Feature: Diagnostics of the 20th century


戦争のエポック/芸術のメルクマール
The Epoch of War/Monuments of Art

高島直之
TAKASHIMA Naoyuki



VIII ―1990
ポスト冷戦の時代:
「見ること」の収奪と近代科学

1991年に勃発した湾岸戦争は,20 世紀の軍事史を画する「ハイパー・ウォー」であった.近代兵器と電子機器を使用する空爆戦は,局部攻撃でありつつも地を焼き尽くし,戦闘開始から数時間後にイラクの軍事能力を無にした.最少限の死傷者で攻撃効果を最大限に拡大し,相手の戦闘能力を圧倒するのは,スマート爆弾や巡航ミサイル,ステルス戦闘機などの電子兵器であり,この米軍と多国籍軍の航空機は1日平均2500 回戦闘出動し,計200万の兵士が砂漠で向き合い,多国籍軍の戦死者は約350 人,イラク軍の戦死者は10 −12 万人に達した.この戦争でたとえられたのは「外科手術的戦争」というもので,偵察衛星でガン細胞を発見し,メスを使わずレーザー光線で治療し,その部分だけがえぐりとられる手術法である.この衛星映像は,現地で見るのと変わりがないという意味で,さらなる「見ること」の収奪が行なわれている.

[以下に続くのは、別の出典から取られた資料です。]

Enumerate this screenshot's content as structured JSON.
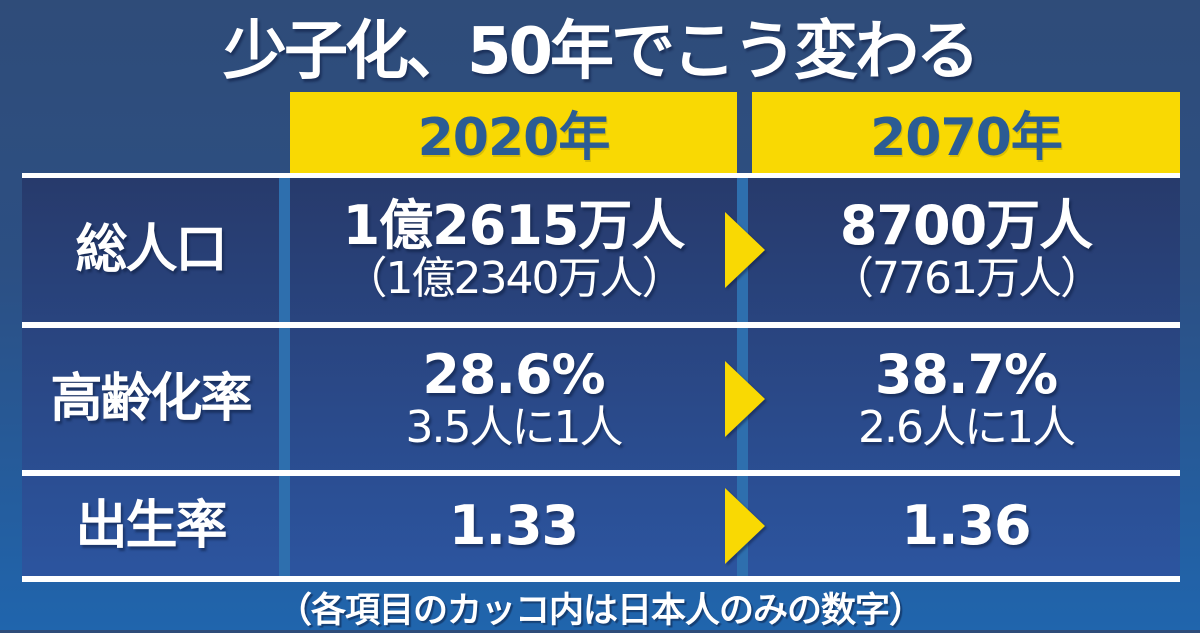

90 年の統一ドイツの誕生,91 年のボスニア=ヘルツェゴヴィナ共和国独立,ソ連の消滅=独立国家共同体(CIS )の誕生,またマーストリヒトでの欧州連合(EU )の合意に始まる90年代(いま,これらの事象の未来を予測しにくいのはむろんのこと)には,コソボ,東ティモールなどでの衝突における国連軍・多国籍軍の「人道的介入」はさらに問題を広げている.また,ヴェトナム戦争から湾岸戦争にいたる過程で露わになった「見ること」の収奪は,この時代のアートとテクノロジーに重要な課題を突きつけている.